Even Wal-Mart, with its purchase of Jet.com, recognizes that in order to compete with Amazon and other online retailers, it must have a significant presence in the online space. This is Walmart we are talking about which has the most scale of virtually any company in the United States and even THEY needed to take drastic action to blunt the impact of online stores.
Best Buy is a popular choice when you wish to test out an item, see it live and in person, need it same day, and are looking for some degree of human interaction. But despite the brick-and-mortar advantage, how many times have you noticed someone at Best Buy on their smart phone looking to see whether or not Best Buy is charging the lowest price? And given that Best Buy has a price match guarantee for any web retailer, doesn't it make sense that their margins will be crushed given they have much higher overhead costs then online retailers?
There are 4 basic reasons Best Buy faces major headwinds despite its valiant efforts to remain relevant in today's web-enabled marketplace:
- Margin compression: As Best Buy matches prices and attempts to be competitive with a higher cost structure, there is simply no way it can stem the erosion of profit as online retailers have a significantly leaner cost structure.
- Service revenue won't fix the problem: The service business promoted by Best Buy is a higher profit center enterprise but we do not see its potential to be significant enough to offset the erosion of profit margins as it continues to operate as a brick-and-mortar chain.
- Online retailers are moving downstream: Online competitors are beginning to develop brick-and-mortar solutions for product delivery. Amazon, for example, already has a network of delivery lockers for consumers looking for same-day delivery, purchasers of products without permanent addresses, buyers of goods traveling out of town. Online will be the core with modified brick-and-mortar solutions available to compete on a local basis. This is a much different cost structure than brick-and-mortar as the core and online as an add on.
- Same-day delivery services will continue to increase as Amazon and other online retailers work to increase the efficiency of their distribution network. Already in some communities Amazon offers same-day delivery. We expect an increase in delivery efficiency through the use of logistics and other technology solutions.

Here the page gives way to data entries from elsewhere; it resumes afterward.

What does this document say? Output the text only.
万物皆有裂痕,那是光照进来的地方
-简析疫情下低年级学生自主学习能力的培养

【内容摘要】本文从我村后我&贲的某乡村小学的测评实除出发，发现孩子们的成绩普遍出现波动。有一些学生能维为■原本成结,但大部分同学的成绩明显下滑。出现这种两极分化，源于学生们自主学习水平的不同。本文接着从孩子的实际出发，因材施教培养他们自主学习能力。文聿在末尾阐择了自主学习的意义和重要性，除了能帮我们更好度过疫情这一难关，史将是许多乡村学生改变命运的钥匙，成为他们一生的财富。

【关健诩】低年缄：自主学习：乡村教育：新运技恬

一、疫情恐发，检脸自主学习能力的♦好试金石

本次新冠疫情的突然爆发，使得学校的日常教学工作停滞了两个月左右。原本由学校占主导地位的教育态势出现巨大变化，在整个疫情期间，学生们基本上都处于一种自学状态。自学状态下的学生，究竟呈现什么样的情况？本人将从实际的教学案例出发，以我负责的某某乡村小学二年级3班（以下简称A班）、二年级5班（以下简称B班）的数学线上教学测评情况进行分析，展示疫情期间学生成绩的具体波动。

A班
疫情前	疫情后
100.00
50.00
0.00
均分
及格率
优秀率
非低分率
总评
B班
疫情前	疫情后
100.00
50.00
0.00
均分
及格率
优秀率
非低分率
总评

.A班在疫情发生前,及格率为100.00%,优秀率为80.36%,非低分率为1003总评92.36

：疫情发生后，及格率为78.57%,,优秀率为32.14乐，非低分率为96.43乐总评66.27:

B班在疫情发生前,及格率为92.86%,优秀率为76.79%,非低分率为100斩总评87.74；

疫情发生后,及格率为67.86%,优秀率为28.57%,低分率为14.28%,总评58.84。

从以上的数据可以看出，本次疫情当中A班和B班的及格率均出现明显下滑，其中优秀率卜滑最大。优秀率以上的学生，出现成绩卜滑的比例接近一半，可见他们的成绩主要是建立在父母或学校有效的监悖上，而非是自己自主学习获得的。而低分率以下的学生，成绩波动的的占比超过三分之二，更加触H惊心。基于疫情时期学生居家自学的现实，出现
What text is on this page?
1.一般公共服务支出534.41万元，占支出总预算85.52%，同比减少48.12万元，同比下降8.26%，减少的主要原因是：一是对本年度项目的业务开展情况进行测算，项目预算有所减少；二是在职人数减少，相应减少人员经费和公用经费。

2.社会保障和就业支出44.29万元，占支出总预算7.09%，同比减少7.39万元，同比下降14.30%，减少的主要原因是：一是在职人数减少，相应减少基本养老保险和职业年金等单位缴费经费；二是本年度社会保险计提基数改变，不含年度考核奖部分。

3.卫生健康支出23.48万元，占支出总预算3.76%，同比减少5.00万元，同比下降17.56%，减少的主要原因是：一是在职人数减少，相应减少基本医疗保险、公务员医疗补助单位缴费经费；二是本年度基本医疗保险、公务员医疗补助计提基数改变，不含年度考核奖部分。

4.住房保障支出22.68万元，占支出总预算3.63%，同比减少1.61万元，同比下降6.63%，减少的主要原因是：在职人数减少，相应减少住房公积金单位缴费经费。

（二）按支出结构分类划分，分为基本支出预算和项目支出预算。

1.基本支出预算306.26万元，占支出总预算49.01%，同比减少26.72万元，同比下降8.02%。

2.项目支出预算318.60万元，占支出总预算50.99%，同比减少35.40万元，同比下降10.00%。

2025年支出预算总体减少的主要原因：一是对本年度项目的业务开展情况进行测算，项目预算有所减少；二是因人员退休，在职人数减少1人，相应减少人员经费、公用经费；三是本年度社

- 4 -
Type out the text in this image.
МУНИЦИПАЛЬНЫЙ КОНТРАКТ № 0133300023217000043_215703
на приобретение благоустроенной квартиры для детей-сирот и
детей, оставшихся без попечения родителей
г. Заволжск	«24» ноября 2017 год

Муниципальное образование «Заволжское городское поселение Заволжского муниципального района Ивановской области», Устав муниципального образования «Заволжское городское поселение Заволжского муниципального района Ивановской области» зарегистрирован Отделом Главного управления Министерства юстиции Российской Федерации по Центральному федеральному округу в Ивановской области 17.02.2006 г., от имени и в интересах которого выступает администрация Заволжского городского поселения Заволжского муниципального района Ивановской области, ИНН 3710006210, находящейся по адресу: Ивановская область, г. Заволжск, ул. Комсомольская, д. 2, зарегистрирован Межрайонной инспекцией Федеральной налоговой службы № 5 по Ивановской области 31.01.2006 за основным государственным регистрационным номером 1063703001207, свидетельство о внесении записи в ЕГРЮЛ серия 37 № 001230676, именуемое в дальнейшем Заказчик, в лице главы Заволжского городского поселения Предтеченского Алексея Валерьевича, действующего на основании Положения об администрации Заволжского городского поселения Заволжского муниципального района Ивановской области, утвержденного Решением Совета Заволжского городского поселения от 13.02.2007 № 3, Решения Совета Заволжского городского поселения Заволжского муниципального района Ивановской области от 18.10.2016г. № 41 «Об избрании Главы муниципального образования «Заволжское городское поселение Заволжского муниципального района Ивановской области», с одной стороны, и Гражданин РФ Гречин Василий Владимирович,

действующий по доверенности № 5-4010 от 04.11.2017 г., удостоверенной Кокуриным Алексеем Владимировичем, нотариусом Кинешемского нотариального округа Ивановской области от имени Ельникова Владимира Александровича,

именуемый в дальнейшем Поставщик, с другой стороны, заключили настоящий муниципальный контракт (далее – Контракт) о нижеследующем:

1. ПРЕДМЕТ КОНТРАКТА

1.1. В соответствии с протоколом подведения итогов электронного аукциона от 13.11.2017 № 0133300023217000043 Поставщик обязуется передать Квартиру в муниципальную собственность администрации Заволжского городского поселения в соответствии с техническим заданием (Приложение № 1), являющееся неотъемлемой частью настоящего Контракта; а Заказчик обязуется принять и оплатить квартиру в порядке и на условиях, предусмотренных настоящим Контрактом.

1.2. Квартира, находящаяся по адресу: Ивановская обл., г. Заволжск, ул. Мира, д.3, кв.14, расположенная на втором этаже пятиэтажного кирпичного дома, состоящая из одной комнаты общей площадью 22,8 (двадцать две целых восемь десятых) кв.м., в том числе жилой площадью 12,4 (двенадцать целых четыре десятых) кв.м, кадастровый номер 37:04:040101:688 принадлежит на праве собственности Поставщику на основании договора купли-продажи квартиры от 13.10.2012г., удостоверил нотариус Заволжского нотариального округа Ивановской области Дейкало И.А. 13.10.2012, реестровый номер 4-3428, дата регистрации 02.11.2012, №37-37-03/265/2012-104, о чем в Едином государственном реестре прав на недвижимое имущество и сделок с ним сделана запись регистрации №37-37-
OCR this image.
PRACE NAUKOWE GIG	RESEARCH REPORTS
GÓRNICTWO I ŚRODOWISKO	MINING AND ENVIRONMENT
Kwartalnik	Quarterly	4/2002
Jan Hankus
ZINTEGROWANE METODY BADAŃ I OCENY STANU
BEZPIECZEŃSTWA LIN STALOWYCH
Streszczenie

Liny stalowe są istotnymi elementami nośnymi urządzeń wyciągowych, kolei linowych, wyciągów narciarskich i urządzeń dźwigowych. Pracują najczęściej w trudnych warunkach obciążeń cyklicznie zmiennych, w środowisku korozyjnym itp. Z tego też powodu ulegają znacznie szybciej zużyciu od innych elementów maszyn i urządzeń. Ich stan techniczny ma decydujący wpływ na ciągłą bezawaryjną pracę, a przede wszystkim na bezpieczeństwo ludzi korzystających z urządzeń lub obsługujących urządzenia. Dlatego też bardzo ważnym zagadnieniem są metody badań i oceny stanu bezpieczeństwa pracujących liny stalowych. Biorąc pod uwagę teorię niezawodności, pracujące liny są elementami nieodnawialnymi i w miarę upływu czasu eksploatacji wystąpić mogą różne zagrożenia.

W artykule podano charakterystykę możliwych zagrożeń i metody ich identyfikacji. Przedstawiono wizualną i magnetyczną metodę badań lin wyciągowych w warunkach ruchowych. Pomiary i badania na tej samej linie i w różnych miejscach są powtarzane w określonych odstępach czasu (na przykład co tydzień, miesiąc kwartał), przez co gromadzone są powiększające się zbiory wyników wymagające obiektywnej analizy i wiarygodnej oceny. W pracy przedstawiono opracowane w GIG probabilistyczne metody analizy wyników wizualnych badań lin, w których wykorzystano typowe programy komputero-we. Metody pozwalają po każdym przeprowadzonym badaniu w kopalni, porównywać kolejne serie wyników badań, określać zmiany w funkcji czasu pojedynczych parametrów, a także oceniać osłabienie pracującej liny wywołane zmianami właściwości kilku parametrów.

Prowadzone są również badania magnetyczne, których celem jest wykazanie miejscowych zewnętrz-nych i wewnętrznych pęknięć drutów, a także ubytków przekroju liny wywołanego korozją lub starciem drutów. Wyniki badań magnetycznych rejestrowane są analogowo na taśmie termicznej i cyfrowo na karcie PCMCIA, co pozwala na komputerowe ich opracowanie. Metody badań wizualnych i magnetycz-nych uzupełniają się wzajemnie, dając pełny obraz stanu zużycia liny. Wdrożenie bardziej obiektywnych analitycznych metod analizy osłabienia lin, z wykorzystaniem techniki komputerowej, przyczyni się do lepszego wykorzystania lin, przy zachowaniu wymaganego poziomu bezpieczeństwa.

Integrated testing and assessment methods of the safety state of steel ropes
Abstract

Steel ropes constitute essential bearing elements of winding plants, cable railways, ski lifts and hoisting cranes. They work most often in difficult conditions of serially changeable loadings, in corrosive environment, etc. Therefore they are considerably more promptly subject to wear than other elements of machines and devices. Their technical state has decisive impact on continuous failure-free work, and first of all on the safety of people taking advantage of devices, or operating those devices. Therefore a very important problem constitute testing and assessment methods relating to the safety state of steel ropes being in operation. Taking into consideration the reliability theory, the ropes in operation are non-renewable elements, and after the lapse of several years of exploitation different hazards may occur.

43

This is not to say that Best Buy is ultimately moving in the direction of Good Guys or Circuit City; there needs to be a competitor in the marketplace for those wishing to touch and feel a device prior to purchase. But as a lesson to be learned, investors should look and see what happened to the book space: Borders is out of business and Barnes & Noble has been closing stores. There is no reason to believe that Best Buy will avoid the same fate that bookstores fell prey to over the course of the last 10 years. I'm not saying Best Buy will declare bankruptcy but it's going to have a smaller footprint with less retail impact.
One last thought to consider. When Webvan emerged in the spring of 1999, pundits talked about grocery as the next great conquest for online sales. Obviously with the demise of Webvan that turned out not to be the case as consumers wanted to touch and feel the product. But I would contend that buying groceries is far different than buying a computer. The book seller comparison is much more appropriate.
The stock investment game is really one of time horizon. On the short-term there were some positive signs for Best Buy and that is why the stock popped. But if one looks below the surface to look at trend lines and the oncoming march of online retailers towards becoming the alternative to brick-and-mortar solutions, it's hard to see why Best Buy should be a part of one's core long-term portfolio strategy. The competition is fierce and the world is moving online.
While there will be a need for a smaller scale Best Buy footprint, the future for this company will likely look much different that today's current market position. The reasonable inevitable conclusion for this company will be that this enterprise will be smaller and less profitable; I just don't see any other outcome.